Rule Number One: Don't begin by thinking about hard cases Let them come up later when you've had some practice with the easier ones. So don't worry about whether it's morally right, for instance, for a man to steal a loaf of bread to feed his starving family who have already been refused assistance by their friends, their neighbours and the local community. Take instead the much simpler case of how to answer the ordinary common or garden shoplifter who tries to justify his or her behaviour on the grounds that "supermarkets have plenty more where that came from" or "because they're so rich anyway that they won't notice if a little goes missing every now and then"
Rule Number Two: Study the Ten Commandments, the Sermon on the Mount, the epistles of St Paul, especially the passage which we heard this morning, and the writings of good men and women throughout history and try and work out what moral principle lies behind each thing they are recorded as having said. Ask yourself, for instance, why it's so important to take part in at least one act of corporate worship every week, as Christians have insisted we should do from Day One; or whether there are things we can steal from people besides their material possessions: their reputation? their health? their happiness? their future?

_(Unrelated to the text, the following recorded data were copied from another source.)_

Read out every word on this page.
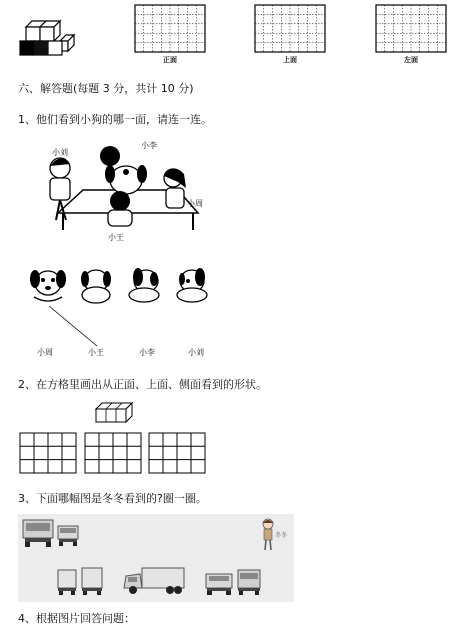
正面	上面	左面
六、解答题(每题 3 分，共计 10 分)
1、他们看到小狗的哪一面，请连一连。
小刘
小李
小周
小王
小周	小王	小李	小刘
2、在方格里画出从正面、上面、侧面看到的形状。
3、下面哪幅图是冬冬看到的?圈一圈。
冬冬
4、根据图片回答问题：
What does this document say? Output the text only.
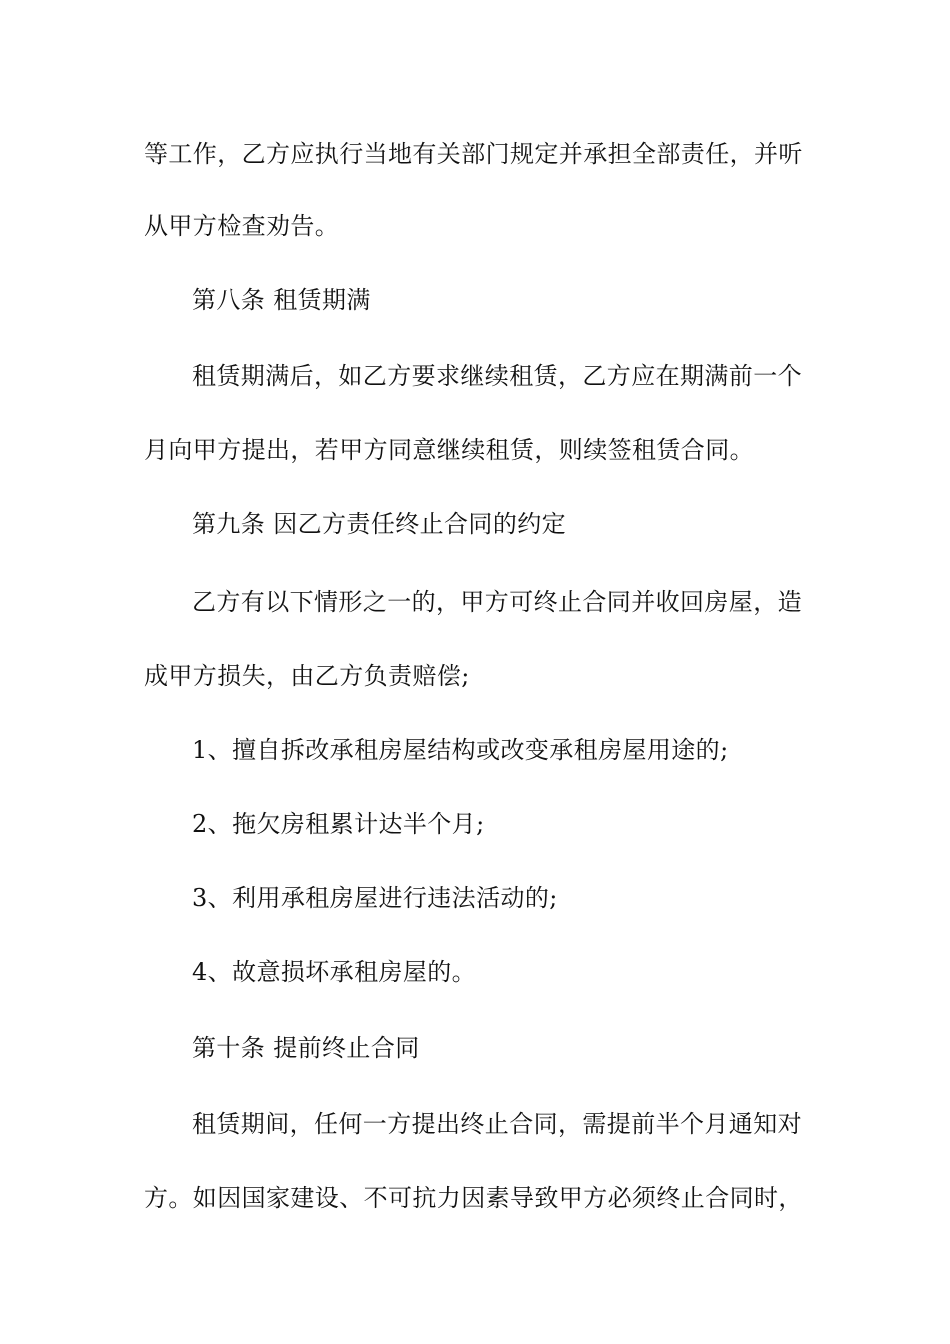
等工作，乙方应执行当地有关部门规定并承担全部责任，并听
从甲方检查劝告。
第八条 租赁期满
租赁期满后，如乙方要求继续租赁，乙方应在期满前一个
月向甲方提出，若甲方同意继续租赁，则续签租赁合同。
第九条 因乙方责任终止合同的约定
乙方有以下情形之一的，甲方可终止合同并收回房屋，造
成甲方损失，由乙方负责赔偿;
1、擅自拆改承租房屋结构或改变承租房屋用途的;
2、拖欠房租累计达半个月;
3、利用承租房屋进行违法活动的;
4、故意损坏承租房屋的。
第十条 提前终止合同
租赁期间，任何一方提出终止合同，需提前半个月通知对
方。如因国家建设、不可抗力因素导致甲方必须终止合同时，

Rule Number Three: Never be afraid to ask someone else's advice if you're not certain whether you should do something or not. Many wrong moral decisions today are taken, for example, on the principle of "What Feels Good" or "What Everyone Today Does". Neither if these is a reliable guide to the moral goodness or otherwise of a particular course of action. How often could people be headed off from moral disaster by some friend or relation, speaking prophetically, who says to them "I don't think that's a very good idea" or, better still "Why not do it this way rather than the way you are proposing"
If anyone follows these three simple Rules most moral dilemmas resolve themselves quite simply. It's here, in particular, that a thorough grounding in the Prophets really pays dividends – profits in other words.
For the stock-in-trade of the Prophet in this, as in every bygone age, are what we have been calling Permanent Values – values which don't change because they have come to us from a God who doesn't change, who has spoken to us "by the mouth of his holy prophets which have been since the world began"
Or, as one such prophet so neatly put it: For the best results, follow the Maker's instructions.